First-Order Rewritability of Ontology-Mediated Queries in Linear Temporal Logic

We investigate ontology-based data access to temporal data. We consider temporal ontologies given in linear temporal logic LTL interpreted over discrete time (Z,<). Queries are given in LTL or MFO(<), monadic first-order logic with a built-in linear order. Our concern is first-order rewritability of ontology-mediated queries (OMQs) consisting of a temporal ontology and a query. By taking account of the temporal operators used in the ontology and distinguishing between ontologies given in full LTL and its core, Krom and Horn fragments, we identify a hierarchy of OMQs with atomic queries by proving rewritability into either FO(<), first-order logic with the built-in linear order, or FO(<,E), which extends FO(<) with the standard arithmetic predicates saying that "x is equivalent to 0 modulo n", for any fixed n > 1, or FO(RPR), which extends FO(<) with relational primitive recursion.

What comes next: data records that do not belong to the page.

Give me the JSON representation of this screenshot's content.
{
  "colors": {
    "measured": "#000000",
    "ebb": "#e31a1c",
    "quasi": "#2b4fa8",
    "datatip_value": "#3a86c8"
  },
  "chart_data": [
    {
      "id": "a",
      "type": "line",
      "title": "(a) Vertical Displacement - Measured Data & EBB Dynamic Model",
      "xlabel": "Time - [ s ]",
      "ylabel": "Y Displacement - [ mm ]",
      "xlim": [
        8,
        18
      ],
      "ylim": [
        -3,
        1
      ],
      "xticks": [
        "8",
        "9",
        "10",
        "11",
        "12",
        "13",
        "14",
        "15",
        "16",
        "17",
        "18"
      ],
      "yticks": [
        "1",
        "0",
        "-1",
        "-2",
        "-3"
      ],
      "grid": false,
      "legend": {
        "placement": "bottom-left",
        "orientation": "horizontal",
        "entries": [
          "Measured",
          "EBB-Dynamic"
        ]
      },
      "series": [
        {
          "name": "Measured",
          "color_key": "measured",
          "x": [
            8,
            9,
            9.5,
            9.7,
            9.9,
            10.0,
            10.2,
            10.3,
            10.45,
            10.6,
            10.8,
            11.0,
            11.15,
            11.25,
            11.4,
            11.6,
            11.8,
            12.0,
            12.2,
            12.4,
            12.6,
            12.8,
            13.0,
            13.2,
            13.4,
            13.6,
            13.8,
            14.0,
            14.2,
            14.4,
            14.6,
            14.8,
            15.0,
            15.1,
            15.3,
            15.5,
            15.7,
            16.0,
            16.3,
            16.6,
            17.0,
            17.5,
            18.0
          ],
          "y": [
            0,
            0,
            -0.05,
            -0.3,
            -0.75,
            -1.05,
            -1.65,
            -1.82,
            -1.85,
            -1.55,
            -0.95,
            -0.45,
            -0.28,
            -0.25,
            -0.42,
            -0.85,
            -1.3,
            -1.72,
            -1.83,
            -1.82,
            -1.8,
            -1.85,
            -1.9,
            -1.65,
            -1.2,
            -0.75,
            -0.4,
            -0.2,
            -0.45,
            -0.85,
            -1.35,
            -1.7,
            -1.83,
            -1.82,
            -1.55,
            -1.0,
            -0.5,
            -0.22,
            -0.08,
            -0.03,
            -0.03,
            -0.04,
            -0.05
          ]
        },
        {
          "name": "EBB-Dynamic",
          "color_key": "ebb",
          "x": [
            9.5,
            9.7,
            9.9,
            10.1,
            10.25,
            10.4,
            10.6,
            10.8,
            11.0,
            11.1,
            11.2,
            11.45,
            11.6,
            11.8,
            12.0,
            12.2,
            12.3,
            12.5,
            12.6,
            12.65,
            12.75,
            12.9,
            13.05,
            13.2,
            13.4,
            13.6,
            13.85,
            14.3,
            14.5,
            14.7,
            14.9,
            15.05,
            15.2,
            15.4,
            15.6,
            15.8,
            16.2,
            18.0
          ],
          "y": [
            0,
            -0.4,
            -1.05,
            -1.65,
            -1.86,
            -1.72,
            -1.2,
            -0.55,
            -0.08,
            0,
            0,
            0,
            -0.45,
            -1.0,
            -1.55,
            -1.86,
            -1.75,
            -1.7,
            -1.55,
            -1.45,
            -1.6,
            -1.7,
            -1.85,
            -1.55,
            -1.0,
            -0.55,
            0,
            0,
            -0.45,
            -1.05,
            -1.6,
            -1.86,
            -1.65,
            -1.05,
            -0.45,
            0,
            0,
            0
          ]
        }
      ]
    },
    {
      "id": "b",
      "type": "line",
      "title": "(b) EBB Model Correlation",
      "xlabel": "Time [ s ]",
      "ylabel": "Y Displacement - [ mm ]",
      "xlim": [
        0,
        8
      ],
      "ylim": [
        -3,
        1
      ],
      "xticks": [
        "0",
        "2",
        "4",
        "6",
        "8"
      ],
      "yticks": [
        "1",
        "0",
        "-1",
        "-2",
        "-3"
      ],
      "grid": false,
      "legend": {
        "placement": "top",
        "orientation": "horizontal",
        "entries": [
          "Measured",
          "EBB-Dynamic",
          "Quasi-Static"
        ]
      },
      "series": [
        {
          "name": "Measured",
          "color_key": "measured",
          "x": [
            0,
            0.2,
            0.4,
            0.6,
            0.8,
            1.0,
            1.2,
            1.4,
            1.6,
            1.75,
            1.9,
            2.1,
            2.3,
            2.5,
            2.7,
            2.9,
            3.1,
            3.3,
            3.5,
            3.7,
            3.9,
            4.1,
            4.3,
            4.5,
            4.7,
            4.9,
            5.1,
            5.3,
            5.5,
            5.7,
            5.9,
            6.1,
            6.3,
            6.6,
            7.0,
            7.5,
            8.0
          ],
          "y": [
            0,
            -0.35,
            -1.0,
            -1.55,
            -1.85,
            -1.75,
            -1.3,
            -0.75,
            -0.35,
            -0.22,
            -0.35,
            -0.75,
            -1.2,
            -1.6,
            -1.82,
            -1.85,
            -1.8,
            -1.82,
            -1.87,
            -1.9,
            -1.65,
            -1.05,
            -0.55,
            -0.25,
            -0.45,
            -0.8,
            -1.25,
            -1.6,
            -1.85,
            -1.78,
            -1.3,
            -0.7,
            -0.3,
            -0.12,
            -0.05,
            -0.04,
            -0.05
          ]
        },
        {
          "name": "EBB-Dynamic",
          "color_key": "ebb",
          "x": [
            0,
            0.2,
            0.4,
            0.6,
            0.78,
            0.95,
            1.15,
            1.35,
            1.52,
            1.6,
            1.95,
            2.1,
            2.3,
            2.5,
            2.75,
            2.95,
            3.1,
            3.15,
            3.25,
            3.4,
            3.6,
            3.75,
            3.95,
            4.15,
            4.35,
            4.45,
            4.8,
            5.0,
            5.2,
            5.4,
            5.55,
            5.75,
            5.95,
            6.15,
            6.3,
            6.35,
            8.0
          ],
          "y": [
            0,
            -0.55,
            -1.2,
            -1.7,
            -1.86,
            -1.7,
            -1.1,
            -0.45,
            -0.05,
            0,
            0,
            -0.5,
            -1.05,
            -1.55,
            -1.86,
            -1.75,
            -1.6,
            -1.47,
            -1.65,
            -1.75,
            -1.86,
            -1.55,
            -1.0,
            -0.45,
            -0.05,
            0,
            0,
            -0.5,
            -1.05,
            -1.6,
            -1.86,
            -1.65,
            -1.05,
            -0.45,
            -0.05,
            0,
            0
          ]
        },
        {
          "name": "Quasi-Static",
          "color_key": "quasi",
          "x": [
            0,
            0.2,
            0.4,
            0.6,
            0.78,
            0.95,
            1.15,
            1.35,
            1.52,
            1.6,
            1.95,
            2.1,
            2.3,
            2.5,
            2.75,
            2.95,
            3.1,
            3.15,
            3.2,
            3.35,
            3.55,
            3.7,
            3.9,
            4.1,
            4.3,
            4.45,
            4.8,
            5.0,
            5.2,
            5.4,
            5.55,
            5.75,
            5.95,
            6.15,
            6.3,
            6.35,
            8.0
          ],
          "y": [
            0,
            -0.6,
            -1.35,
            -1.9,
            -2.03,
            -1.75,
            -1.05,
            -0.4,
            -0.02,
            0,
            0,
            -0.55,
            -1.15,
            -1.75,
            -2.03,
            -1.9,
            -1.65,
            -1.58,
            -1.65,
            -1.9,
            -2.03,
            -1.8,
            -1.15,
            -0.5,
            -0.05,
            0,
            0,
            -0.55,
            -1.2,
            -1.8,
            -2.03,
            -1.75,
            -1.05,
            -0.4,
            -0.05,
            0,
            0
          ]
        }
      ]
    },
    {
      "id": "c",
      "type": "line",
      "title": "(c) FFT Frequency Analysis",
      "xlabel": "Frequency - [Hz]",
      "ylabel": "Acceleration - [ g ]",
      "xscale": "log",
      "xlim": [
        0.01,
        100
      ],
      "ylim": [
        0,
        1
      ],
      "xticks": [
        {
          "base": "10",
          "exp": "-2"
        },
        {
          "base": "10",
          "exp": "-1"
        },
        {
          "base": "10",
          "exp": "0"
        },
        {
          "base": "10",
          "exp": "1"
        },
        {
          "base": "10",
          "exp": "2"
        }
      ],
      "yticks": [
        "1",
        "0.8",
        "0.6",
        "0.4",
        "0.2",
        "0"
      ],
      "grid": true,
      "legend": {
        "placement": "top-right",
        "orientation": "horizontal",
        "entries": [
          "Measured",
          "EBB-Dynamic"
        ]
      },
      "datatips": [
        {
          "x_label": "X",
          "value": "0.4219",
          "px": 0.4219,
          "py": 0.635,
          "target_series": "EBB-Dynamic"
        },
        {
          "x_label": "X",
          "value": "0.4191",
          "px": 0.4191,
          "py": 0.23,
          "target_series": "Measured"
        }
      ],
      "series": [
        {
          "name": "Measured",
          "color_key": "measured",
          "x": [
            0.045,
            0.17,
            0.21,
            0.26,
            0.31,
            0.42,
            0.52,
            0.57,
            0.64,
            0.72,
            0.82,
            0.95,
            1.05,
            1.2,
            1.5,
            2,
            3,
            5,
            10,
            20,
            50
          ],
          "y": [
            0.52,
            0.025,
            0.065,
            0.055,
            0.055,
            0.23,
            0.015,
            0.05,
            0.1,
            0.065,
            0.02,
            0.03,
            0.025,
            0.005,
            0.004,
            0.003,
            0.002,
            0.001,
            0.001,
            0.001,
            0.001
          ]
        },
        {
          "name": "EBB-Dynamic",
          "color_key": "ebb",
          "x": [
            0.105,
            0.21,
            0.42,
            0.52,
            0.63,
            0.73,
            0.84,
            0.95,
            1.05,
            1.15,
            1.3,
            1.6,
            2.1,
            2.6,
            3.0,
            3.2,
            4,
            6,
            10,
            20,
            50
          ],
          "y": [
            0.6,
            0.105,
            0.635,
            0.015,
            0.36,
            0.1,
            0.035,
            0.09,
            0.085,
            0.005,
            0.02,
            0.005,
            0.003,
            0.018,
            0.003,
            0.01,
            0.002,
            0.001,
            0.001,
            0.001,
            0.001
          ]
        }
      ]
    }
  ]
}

In terms of circuit complexity, FO(<,E)- and FO(RPR)-rewritability guarantee OMQ answering in uniform AC0 and, respectively, NC1. We obtain similar hierarchies for more expressive types of queries: positive LTL-formulas, monotone MFO(<)- and arbitrary MFO(<)-formulas. Our results are directly applicable if the temporal data to be accessed is one-dimensional; moreover, they lay foundations for investigating ontology-based access using combinations of temporal and description logics over two-dimensional temporal data.